Vaulted ceilings. Hand-carved moldings. Firelight dancing in sconces. Books everywhere. Some in languages she didn't recognize. Some... didn't look like books at all.

And in the middle of it all: the computer.

Custom. Beautiful. Unmarked. Which was already shady.

Dual screens, holo-projector, glowing keyboard, and a processor box that looked like it had never been manufactured for the open market. This wasn't military grade.

This was black site tech.

Kat tilted her head and ran a hand along the smooth carbon chassis. "Okay. This just got interesting."

"We don't do average," Vishous said behind her, voice like smoke.

"Clearly." She sat down, fingers hovering over the keys. "So. What am I hacking?"

He flicked his fingers toward the screen, and a hologram bloomed in the air—an encrypted network map, built of glowing sigils and unfamiliar glyphs.

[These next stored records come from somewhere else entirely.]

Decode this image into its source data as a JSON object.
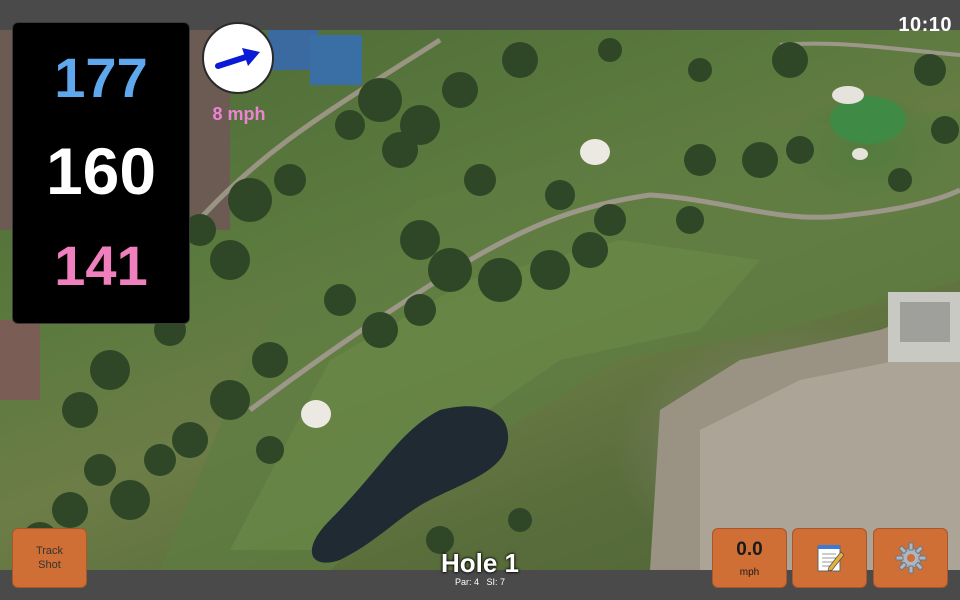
{
  "status_bar": {
    "time": "10:10"
  },
  "yardages": {
    "back": "177",
    "middle": "160",
    "front": "141"
  },
  "wind": {
    "speed_label": "8 mph",
    "arrow_icon": "wind-direction-arrow-icon"
  },
  "hole": {
    "title": "Hole 1",
    "par_label": "Par: 4",
    "si_label": "SI: 7"
  },
  "buttons": {
    "track_shot_line1": "Track",
    "track_shot_line2": "Shot",
    "wind_value": "0.0",
    "wind_unit": "mph",
    "notes_icon": "notepad-icon",
    "settings_icon": "gear-icon"
  },
  "colors": {
    "back_yardage": "#5fa8ee",
    "middle_yardage": "#ffffff",
    "front_yardage": "#f07fbd",
    "wind_speed": "#ee83d6",
    "button_bg": "#cf6e35"
  }
}
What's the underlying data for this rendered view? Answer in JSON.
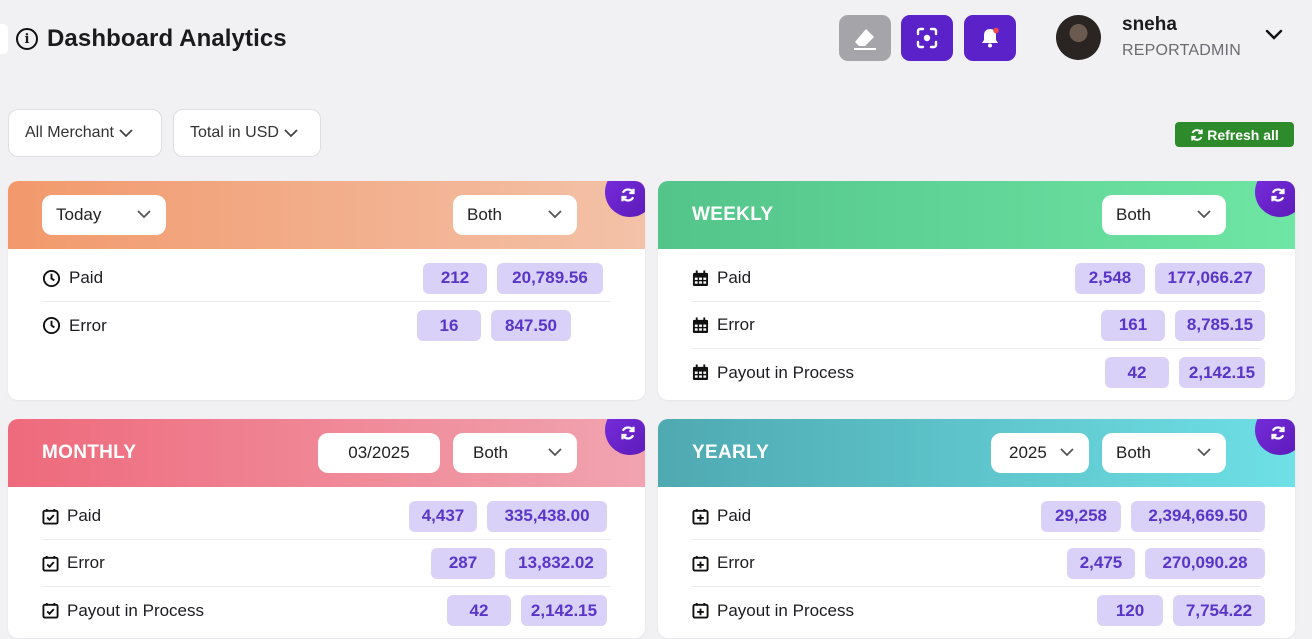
{
  "header": {
    "title": "Dashboard Analytics"
  },
  "toolbar": {
    "icons": [
      "eraser-icon",
      "screenshot-icon",
      "bell-icon"
    ]
  },
  "user": {
    "name": "sneha",
    "role": "REPORTADMIN"
  },
  "filters": {
    "merchant": "All Merchant",
    "currency": "Total in USD"
  },
  "refresh_all": "Refresh all",
  "cards": {
    "today": {
      "period": "Today",
      "type": "Both",
      "rows": [
        {
          "label": "Paid",
          "count": "212",
          "amount": "20,789.56"
        },
        {
          "label": "Error",
          "count": "16",
          "amount": "847.50"
        }
      ]
    },
    "weekly": {
      "title": "WEEKLY",
      "type": "Both",
      "rows": [
        {
          "label": "Paid",
          "count": "2,548",
          "amount": "177,066.27"
        },
        {
          "label": "Error",
          "count": "161",
          "amount": "8,785.15"
        },
        {
          "label": "Payout in Process",
          "count": "42",
          "amount": "2,142.15"
        }
      ]
    },
    "monthly": {
      "title": "MONTHLY",
      "month": "03/2025",
      "type": "Both",
      "rows": [
        {
          "label": "Paid",
          "count": "4,437",
          "amount": "335,438.00"
        },
        {
          "label": "Error",
          "count": "287",
          "amount": "13,832.02"
        },
        {
          "label": "Payout in Process",
          "count": "42",
          "amount": "2,142.15"
        }
      ]
    },
    "yearly": {
      "title": "YEARLY",
      "year": "2025",
      "type": "Both",
      "rows": [
        {
          "label": "Paid",
          "count": "29,258",
          "amount": "2,394,669.50"
        },
        {
          "label": "Error",
          "count": "2,475",
          "amount": "270,090.28"
        },
        {
          "label": "Payout in Process",
          "count": "120",
          "amount": "7,754.22"
        }
      ]
    }
  }
}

"Internal archive," he said. "Heavily protected. We suspect someone's been transmitting secure data without authorization."

Kat frowned. "Transmitting to who?"

"We're not sure," Wrath said from behind them. "That's where you come in."

"And this..." she gestured to the strange symbols pulsing across the firewall diagram, "...what language even is this?"

"Old," Vishous replied. "Rare. You won't find it online."

Kat squinted at it. It wasn't just a language. The structure of the encryption was nonlinear. Built more like a spell than a firewall.

But she wasn't going to say that out loud.

She cleared her throat and cracked her knuckles. "Alright. I'll try to trick the system into thinking I'm a trusted user. Maybe redirect a handshake, mimic one of your credentials—"

"Already tried that," Vishous said. "System knows us by... more than ID."

She raised an eyebrow. "So you're saying it has biometric defense?"

"In a sense."

"Okay," she muttered. "So it's either encrypted with something so deep it's self-aware... or you guys are into some real cult-level custom coding."

Vishous didn't answer. Just watched her.

She dug in.

Code filled the screen, layers upon layers of defenses written in characters she couldn't find on any ASCII table. Every time she rerouted one path, another closed. It was a puzzle. Alive. Almost sentient.

And she loved it.

"This is unreal," she muttered. "It's like someone braided cryptographic protocols with—"

She paused.

Something flickered on screen.

The code shifted under her attack, layers of firewalls peeling back one by one. Whoever was on the other end was good — very good — but they weren't expecting her.

Then, mid-keystroke, her stomach tightened. The response time wasn't AI.
Someone was in there.

Her eyes narrowed. You've got to be kidding me.